I want to preface my thoughts on the nickel configuration by saying that I’m anticipating Tramon Williams really returning to form this season. I don’t think he’ll ever play at the level he was at in 2010, but something between 2012 Williams (pretty good) and 2010 Williams (All-Pro) is what I think is coming out of #38. I’d love if a CB hungry team that thought they were going to make the playoffs offered Green Bay a 1st round pick for Tramon. It’d be nice to get his contract off the books, grab an extra first round pick, and have 3 young, starting quality CBs, Micah Hyde to develop and Jarret Bush for special teams and emergencies. It’s not going to happen so I think what I’d like to happen when the Packers go nickel is have House and a DL come off the field and bring Shields and Hayward in.
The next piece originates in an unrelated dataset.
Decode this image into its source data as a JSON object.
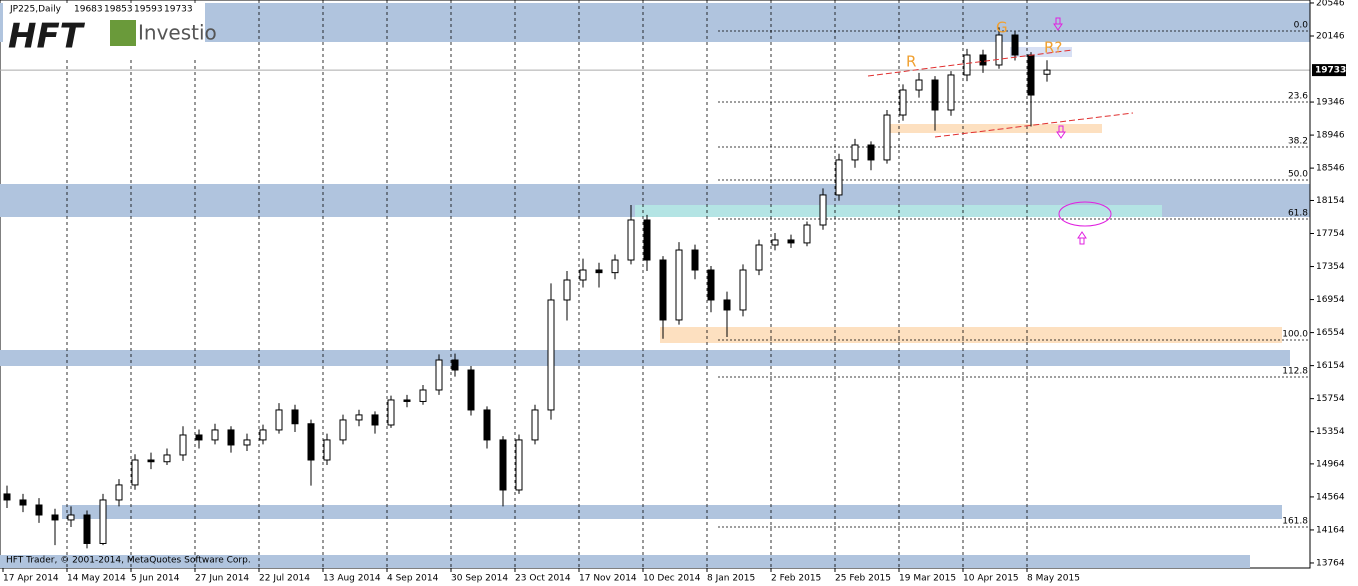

It’s not that I don’t think House can cover, but no one on the defense has the raw speed and athletic ability that Shields does. Hayward is already one of the best slot corners in the business and Williams should be back to elite cover-corner status. (There is also a sneaky devil’s advocate thought that because Shields is in a contract year the team would lean towards House, Williams, and Hayward getting the majority of the playing time so they can sign Sam on the cheap, but I don’t think it’s going to happen.)
What I honestly think is going to happen, though? Gun to my head: I would guess that Hayward proved enough last year and will improve enough from year 1 to year 2 to be a starter opposite Tramon. PFF rated Casey as the 3rd best CB in football last year, so I have a hard time believing that he’s not one of the best 2 CBs on the team. In nickel I anticipate a DL coming off and Shields covering the outside receiver opposite of the team’s WR1. Hayward will slide in to the nickel position a la Charles Woodson. Davon House will wait (not)patiently until his number is called.